Fernando Fiszbein (né en 1977) et son bandonéon. Photo : DR

Inspirée d’histoires que le compositeur également librettiste partageait avec ses amis lorsqu’il vivait à l’adresse éponyme, l’action se déroule dans un immeuble si au numéro 3518 de l’avenue des Incas de Buenos Aires, où trois amis d’enfance, adolescents attardés, Nico, Pablo et Diego, qui s’ingénient à perturber la quiétude d’une bâtisse bourgeoise en soumettant leur voisinage aux pires avanies en s’introduisant discrètement dans les appartements pour entrer dans l’intimité des occupants en s’accaparant des effets personnels et en surprenant des conversations personnelles, afin de manipuler de leurs victimes tout en manipulant un jeune enfant à entrer dans leurs combines.
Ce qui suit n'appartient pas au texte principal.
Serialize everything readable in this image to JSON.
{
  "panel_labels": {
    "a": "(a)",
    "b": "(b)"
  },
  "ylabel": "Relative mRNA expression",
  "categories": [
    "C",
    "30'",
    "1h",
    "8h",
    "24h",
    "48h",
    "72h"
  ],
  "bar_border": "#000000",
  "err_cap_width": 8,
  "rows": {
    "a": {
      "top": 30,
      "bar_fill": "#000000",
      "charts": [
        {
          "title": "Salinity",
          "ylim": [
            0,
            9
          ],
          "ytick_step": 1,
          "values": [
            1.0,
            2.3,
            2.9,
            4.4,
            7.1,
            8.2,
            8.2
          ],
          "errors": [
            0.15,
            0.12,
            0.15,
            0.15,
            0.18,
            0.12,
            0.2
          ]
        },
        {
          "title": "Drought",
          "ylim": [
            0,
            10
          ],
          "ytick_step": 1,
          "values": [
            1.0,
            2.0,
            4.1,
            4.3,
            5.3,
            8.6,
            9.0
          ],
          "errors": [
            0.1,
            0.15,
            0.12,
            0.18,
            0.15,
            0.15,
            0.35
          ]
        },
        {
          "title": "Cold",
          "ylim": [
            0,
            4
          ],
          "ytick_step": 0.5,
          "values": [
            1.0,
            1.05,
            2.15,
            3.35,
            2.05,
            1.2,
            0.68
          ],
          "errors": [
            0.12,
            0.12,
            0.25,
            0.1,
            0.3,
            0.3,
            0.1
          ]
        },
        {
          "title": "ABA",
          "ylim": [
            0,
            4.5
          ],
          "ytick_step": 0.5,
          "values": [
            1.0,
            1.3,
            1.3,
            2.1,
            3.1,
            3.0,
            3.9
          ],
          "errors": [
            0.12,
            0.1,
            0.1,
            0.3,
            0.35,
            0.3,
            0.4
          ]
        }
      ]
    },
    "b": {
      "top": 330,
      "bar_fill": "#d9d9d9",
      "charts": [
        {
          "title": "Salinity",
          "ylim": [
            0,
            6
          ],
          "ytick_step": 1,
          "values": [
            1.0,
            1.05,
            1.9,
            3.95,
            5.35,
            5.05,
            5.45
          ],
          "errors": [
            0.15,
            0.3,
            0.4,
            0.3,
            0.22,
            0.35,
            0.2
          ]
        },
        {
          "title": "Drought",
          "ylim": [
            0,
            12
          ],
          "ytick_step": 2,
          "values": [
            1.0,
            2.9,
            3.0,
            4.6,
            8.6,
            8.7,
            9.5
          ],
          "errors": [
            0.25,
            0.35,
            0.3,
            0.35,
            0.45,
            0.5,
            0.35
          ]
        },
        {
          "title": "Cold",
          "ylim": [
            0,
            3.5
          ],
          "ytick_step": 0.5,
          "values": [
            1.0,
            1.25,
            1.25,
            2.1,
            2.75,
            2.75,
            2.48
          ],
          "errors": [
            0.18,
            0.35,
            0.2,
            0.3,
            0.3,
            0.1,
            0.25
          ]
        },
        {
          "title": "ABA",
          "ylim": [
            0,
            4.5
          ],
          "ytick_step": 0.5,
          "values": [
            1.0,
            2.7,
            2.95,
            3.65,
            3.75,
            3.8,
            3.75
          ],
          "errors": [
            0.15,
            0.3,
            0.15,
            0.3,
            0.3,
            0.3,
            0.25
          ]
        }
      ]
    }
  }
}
Structurée en onze scènes, l’œuvre se fonde sur un grand flash-back tenu de main de maître par un texte en castillan à l’humour caustique et une impertinence de bon aloi tandis que la musique enserre chaque saynète dans un écrin parfaitement adapté au propos, et que les protagonistes se voient confier une authentique partie chantée, qui s’avère d’une grande liberté. 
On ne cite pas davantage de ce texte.